Hace diez años, esta tribu huyó de su hogar, ubicado en la misma Amazonia, debido a las constantes amenazas de narcotraficantes y grupos guerrilleros. La violencia cobró la vida de su líder, obligándolos a buscar un nuevo asentamiento más cercano a una ciudad.
Una realidad de pobreza y desesperanza
Además de enfrentar conflictos armados, la tribu sufría graves problemas sociales. Muchos jóvenes y niños habían caído en las drogas, y algunas niñas eran víctimas de prostitución. Además, la comunidad carecía de recursos básicos.
“Viven en tiendas de lona y no tienen comida. Fue muy triste ver la situación en la que se encuentran porque es de abandono total. Todos tenían mucha hambre”, relató uno de los misioneros.
Inicialmente, los misioneros llegaron con la intención de recopilar información para un estudio, pero Dios puso en sus corazones un propósito mayor: evangelizar. Así, ese mismo día compartieron el mensaje de salvación con una comunidad que había sido golpeada por la miseria y el destierro.

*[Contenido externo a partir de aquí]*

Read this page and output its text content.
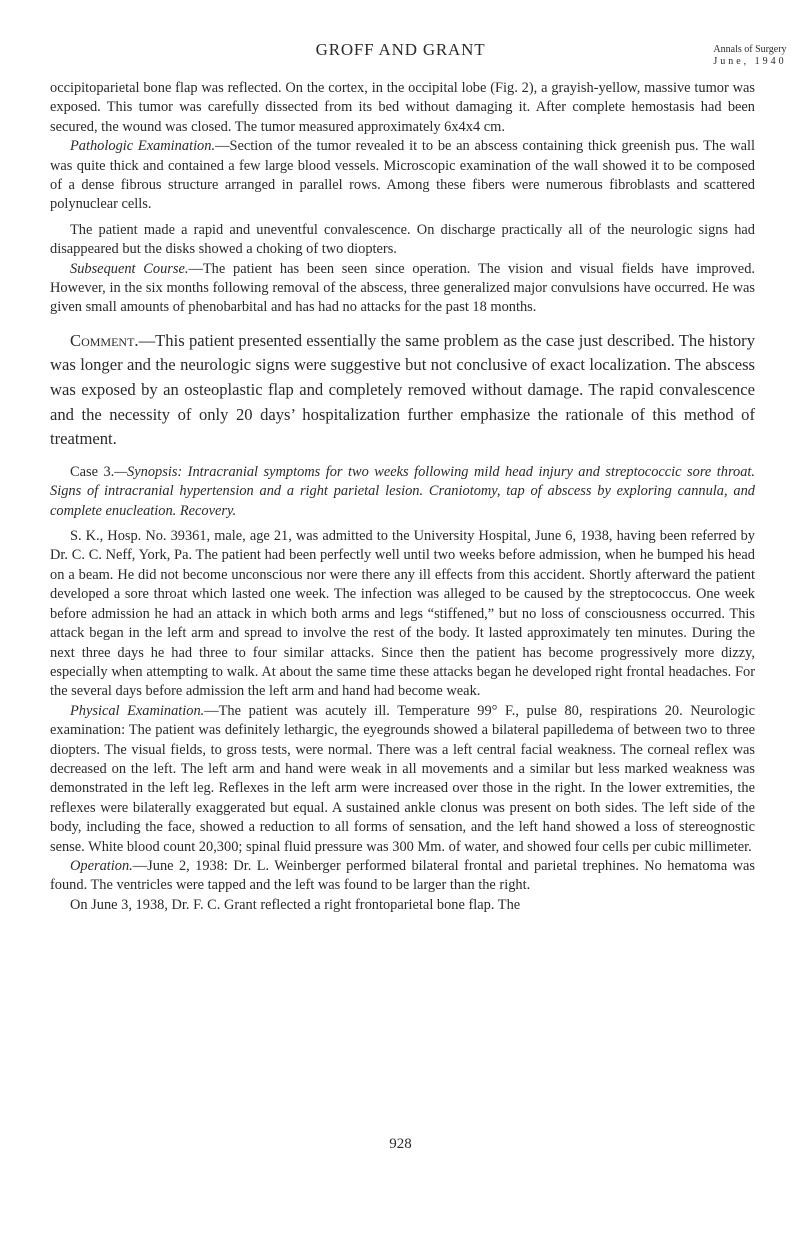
GROFF AND GRANT	Annals of Surgery
June, 1940

occipitoparietal bone flap was reflected. On the cortex, in the occipital lobe (Fig. 2), a grayish-yellow, massive tumor was exposed. This tumor was carefully dissected from its bed without damaging it. After complete hemostasis had been secured, the wound was closed. The tumor measured approximately 6x4x4 cm.

Pathologic Examination.—Section of the tumor revealed it to be an abscess containing thick greenish pus. The wall was quite thick and contained a few large blood vessels. Microscopic examination of the wall showed it to be composed of a dense fibrous structure arranged in parallel rows. Among these fibers were numerous fibroblasts and scattered polynuclear cells.

The patient made a rapid and uneventful convalescence. On discharge practically all of the neurologic signs had disappeared but the disks showed a choking of two diopters.

Subsequent Course.—The patient has been seen since operation. The vision and visual fields have improved. However, in the six months following removal of the abscess, three generalized major convulsions have occurred. He was given small amounts of phenobarbital and has had no attacks for the past 18 months.

Comment.—This patient presented essentially the same problem as the case just described. The history was longer and the neurologic signs were suggestive but not conclusive of exact localization. The abscess was exposed by an osteoplastic flap and completely removed without damage. The rapid convalescence and the necessity of only 20 days’ hospitalization further emphasize the rationale of this method of treatment.

Case 3.—Synopsis: Intracranial symptoms for two weeks following mild head injury and streptococcic sore throat. Signs of intracranial hypertension and a right parietal lesion. Craniotomy, tap of abscess by exploring cannula, and complete enucleation. Recovery.

S. K., Hosp. No. 39361, male, age 21, was admitted to the University Hospital, June 6, 1938, having been referred by Dr. C. C. Neff, York, Pa. The patient had been perfectly well until two weeks before admission, when he bumped his head on a beam. He did not become unconscious nor were there any ill effects from this accident. Shortly afterward the patient developed a sore throat which lasted one week. The infection was alleged to be caused by the streptococcus. One week before admission he had an attack in which both arms and legs “stiffened,” but no loss of consciousness occurred. This attack began in the left arm and spread to involve the rest of the body. It lasted approximately ten minutes. During the next three days he had three to four similar attacks. Since then the patient has become progressively more dizzy, especially when attempting to walk. At about the same time these attacks began he developed right frontal headaches. For the several days before admission the left arm and hand had become weak.

Physical Examination.—The patient was acutely ill. Temperature 99° F., pulse 80, respirations 20. Neurologic examination: The patient was definitely lethargic, the eyegrounds showed a bilateral papilledema of between two to three diopters. The visual fields, to gross tests, were normal. There was a left central facial weakness. The corneal reflex was decreased on the left. The left arm and hand were weak in all movements and a similar but less marked weakness was demonstrated in the left leg. Reflexes in the left arm were increased over those in the right. In the lower extremities, the reflexes were bilaterally exaggerated but equal. A sustained ankle clonus was present on both sides. The left side of the body, including the face, showed a reduction to all forms of sensation, and the left hand showed a loss of stereognostic sense. White blood count 20,300; spinal fluid pressure was 300 Mm. of water, and showed four cells per cubic millimeter.

Operation.—June 2, 1938: Dr. L. Weinberger performed bilateral frontal and parietal trephines. No hematoma was found. The ventricles were tapped and the left was found to be larger than the right.

On June 3, 1938, Dr. F. C. Grant reflected a right frontoparietal bone flap. The

928
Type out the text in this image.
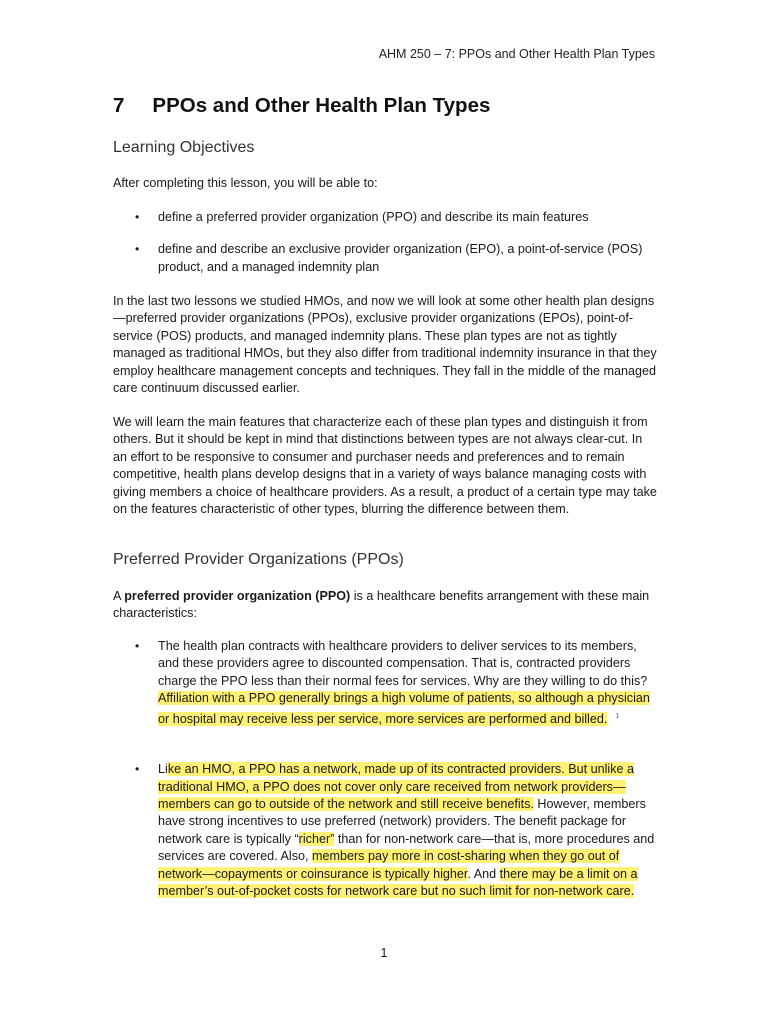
AHM 250 – 7: PPOs and Other Health Plan Types
7 PPOs and Other Health Plan Types
Learning Objectives

After completing this lesson, you will be able to:

• define a preferred provider organization (PPO) and describe its main features
• define and describe an exclusive provider organization (EPO), a point-of-service (POS) product, and a managed indemnity plan

In the last two lessons we studied HMOs, and now we will look at some other health plan designs—preferred provider organizations (PPOs), exclusive provider organizations (EPOs), point-of-service (POS) products, and managed indemnity plans. These plan types are not as tightly managed as traditional HMOs, but they also differ from traditional indemnity insurance in that they employ healthcare management concepts and techniques. They fall in the middle of the managed care continuum discussed earlier.

We will learn the main features that characterize each of these plan types and distinguish it from others. But it should be kept in mind that distinctions between types are not always clear-cut. In an effort to be responsive to consumer and purchaser needs and preferences and to remain competitive, health plans develop designs that in a variety of ways balance managing costs with giving members a choice of healthcare providers. As a result, a product of a certain type may take on the features characteristic of other types, blurring the difference between them.

Preferred Provider Organizations (PPOs)

A preferred provider organization (PPO) is a healthcare benefits arrangement with these main characteristics:

• The health plan contracts with healthcare providers to deliver services to its members, and these providers agree to discounted compensation. That is, contracted providers charge the PPO less than their normal fees for services. Why are they willing to do this? Affiliation with a PPO generally brings a high volume of patients, so although a physician or hospital may receive less per service, more services are performed and billed. $^1$
• Like an HMO, a PPO has a network, made up of its contracted providers. But unlike a traditional HMO, a PPO does not cover only care received from network providers—members can go to outside of the network and still receive benefits. However, members have strong incentives to use preferred (network) providers. The benefit package for network care is typically “richer” than for non-network care—that is, more procedures and services are covered. Also, members pay more in cost-sharing when they go out of network—copayments or coinsurance is typically higher. And there may be a limit on a member’s out-of-pocket costs for network care but no such limit for non-network care.
1
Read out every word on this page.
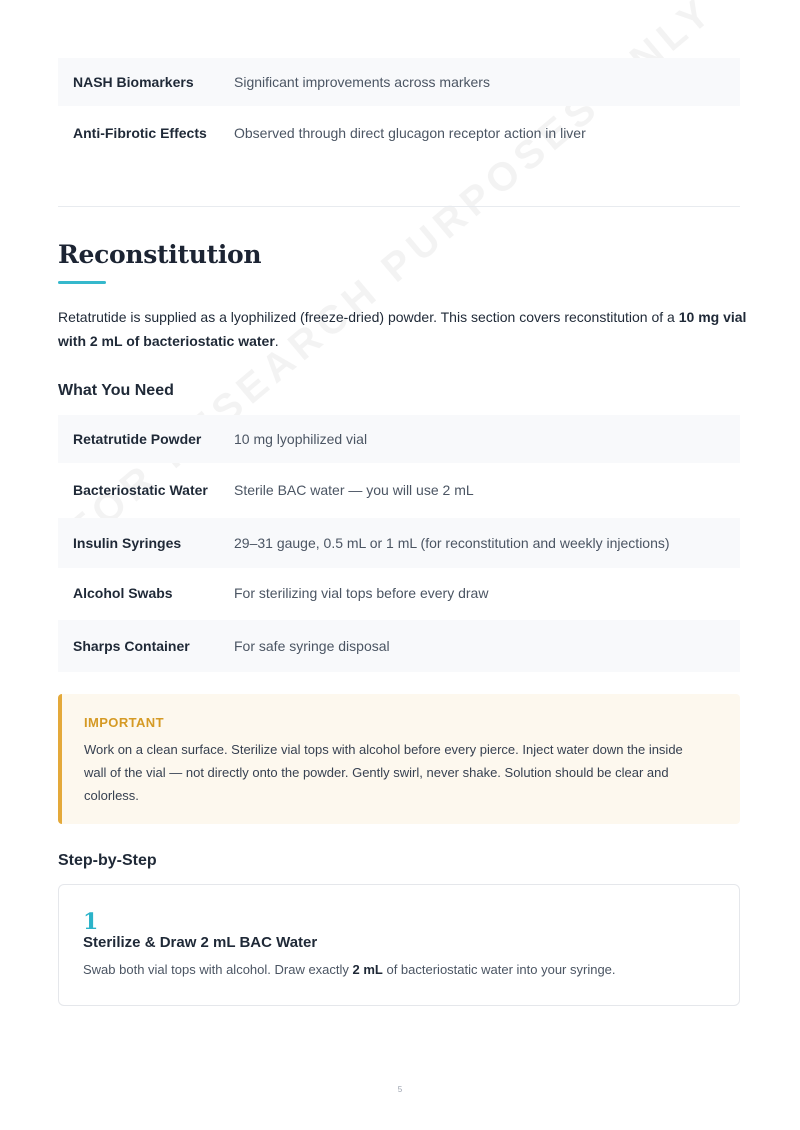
NASH Biomarkers	Significant improvements across markers
Anti-Fibrotic Effects	Observed through direct glucagon receptor action in liver
Reconstitution

Retatrutide is supplied as a lyophilized (freeze-dried) powder. This section covers reconstitution of a 10 mg vial with 2 mL of bacteriostatic water.

What You Need
Retatrutide Powder	10 mg lyophilized vial
Bacteriostatic Water	Sterile BAC water — you will use 2 mL
Insulin Syringes	29–31 gauge, 0.5 mL or 1 mL (for reconstitution and weekly injections)
Alcohol Swabs	For sterilizing vial tops before every draw
Sharps Container	For safe syringe disposal
IMPORTANT

Work on a clean surface. Sterilize vial tops with alcohol before every pierce. Inject water down the inside wall of the vial — not directly onto the powder. Gently swirl, never shake. Solution should be clear and colorless.

Step-by-Step
1
Sterilize & Draw 2 mL BAC Water

Swab both vial tops with alcohol. Draw exactly 2 mL of bacteriostatic water into your syringe.

5
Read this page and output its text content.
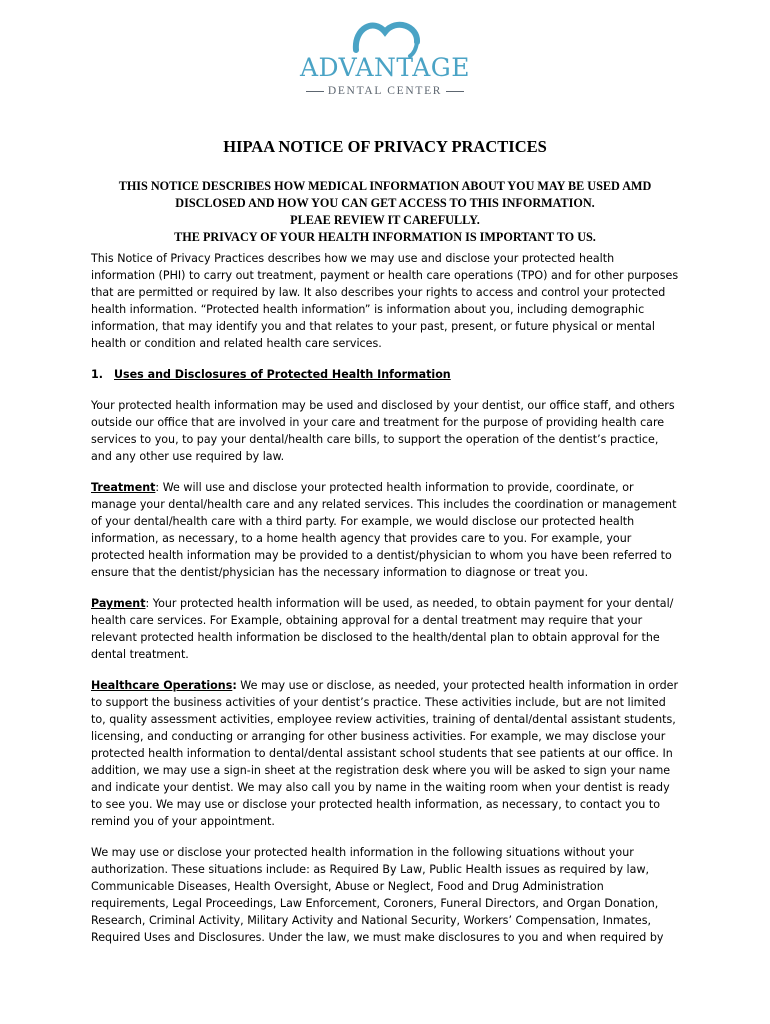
ADVANTAGE
DENTAL CENTER
HIPAA NOTICE OF PRIVACY PRACTICES
THIS NOTICE DESCRIBES HOW MEDICAL INFORMATION ABOUT YOU MAY BE USED AMD
DISCLOSED AND HOW YOU CAN GET ACCESS TO THIS INFORMATION.
PLEAE REVIEW IT CAREFULLY.
THE PRIVACY OF YOUR HEALTH INFORMATION IS IMPORTANT TO US.

This Notice of Privacy Practices describes how we may use and disclose your protected health information (PHI) to carry out treatment, payment or health care operations (TPO) and for other purposes that are permitted or required by law. It also describes your rights to access and control your protected health information. “Protected health information” is information about you, including demographic information, that may identify you and that relates to your past, present, or future physical or mental health or condition and related health care services.

1. Uses and Disclosures of Protected Health Information

Your protected health information may be used and disclosed by your dentist, our office staff, and others outside our office that are involved in your care and treatment for the purpose of providing health care services to you, to pay your dental/health care bills, to support the operation of the dentist’s practice, and any other use required by law.

Treatment: We will use and disclose your protected health information to provide, coordinate, or manage your dental/health care and any related services. This includes the coordination or management of your dental/health care with a third party. For example, we would disclose our protected health information, as necessary, to a home health agency that provides care to you. For example, your protected health information may be provided to a dentist/physician to whom you have been referred to ensure that the dentist/physician has the necessary information to diagnose or treat you.

Payment: Your protected health information will be used, as needed, to obtain payment for your dental/ health care services. For Example, obtaining approval for a dental treatment may require that your relevant protected health information be disclosed to the health/dental plan to obtain approval for the dental treatment.

Healthcare Operations: We may use or disclose, as needed, your protected health information in order to support the business activities of your dentist’s practice. These activities include, but are not limited to, quality assessment activities, employee review activities, training of dental/dental assistant students, licensing, and conducting or arranging for other business activities. For example, we may disclose your protected health information to dental/dental assistant school students that see patients at our office. In addition, we may use a sign-in sheet at the registration desk where you will be asked to sign your name and indicate your dentist. We may also call you by name in the waiting room when your dentist is ready to see you. We may use or disclose your protected health information, as necessary, to contact you to remind you of your appointment.

We may use or disclose your protected health information in the following situations without your authorization. These situations include: as Required By Law, Public Health issues as required by law, Communicable Diseases, Health Oversight, Abuse or Neglect, Food and Drug Administration requirements, Legal Proceedings, Law Enforcement, Coroners, Funeral Directors, and Organ Donation, Research, Criminal Activity, Military Activity and National Security, Workers’ Compensation, Inmates, Required Uses and Disclosures. Under the law, we must make disclosures to you and when required by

“Fuimos utilizados como instrumentos de Dios para hablarles de Jesucristo, quien puede cambiar la historia de un pueblo”, afirmó el líder del ministerio.
El poder del evangelio se manifestó de una manera asombrosa:
“En los pueblos de la tribu, todos se rindieron a los pies de Jesucristo”, testificó el líder misionero.
Después de su visita, los misioneros regresaron con un gran desafío: seguir enseñando la Palabra de Dios a esta tribu para que puedan crecer en la fe.
“Oremos para que, a través del discipulado, el Señor levante nuevos líderes que puedan continuar Su obra entre su propia gente, transformando la comunidad para Su gloria”, concluyó la misión.
Reflexión
En estos tiempos finales, Dios está despertando a Su pueblo para sembrar el evangelio en lugares donde Cristo aún no ha sido predicado. En Hispanoamérica, aún hay comunidades en zonas remotas de la sierra y la selva que necesitan conocer la Verdad.
A nivel global, un gran porcentaje de pueblos no alcanzados se encuentra en la llamada Ventana 10/40 (una región geográfica que abarca el Norte de África y el Sur de Asia). La iglesia tiene el desafío de seguir enviando obreros a la mies, confiando en la promesa del Señor:
“Y será predicado este evangelio del reino en todo el mundo, para testimonio a todas las naciones; y entonces vendrá el fin” (Mateo 24:14).
Que esta noticia edifique tu vida y te inspire a orar por las misiones.
¡Dios te bendiga ricamente, querida Comunidad de Impacto Evangelístico!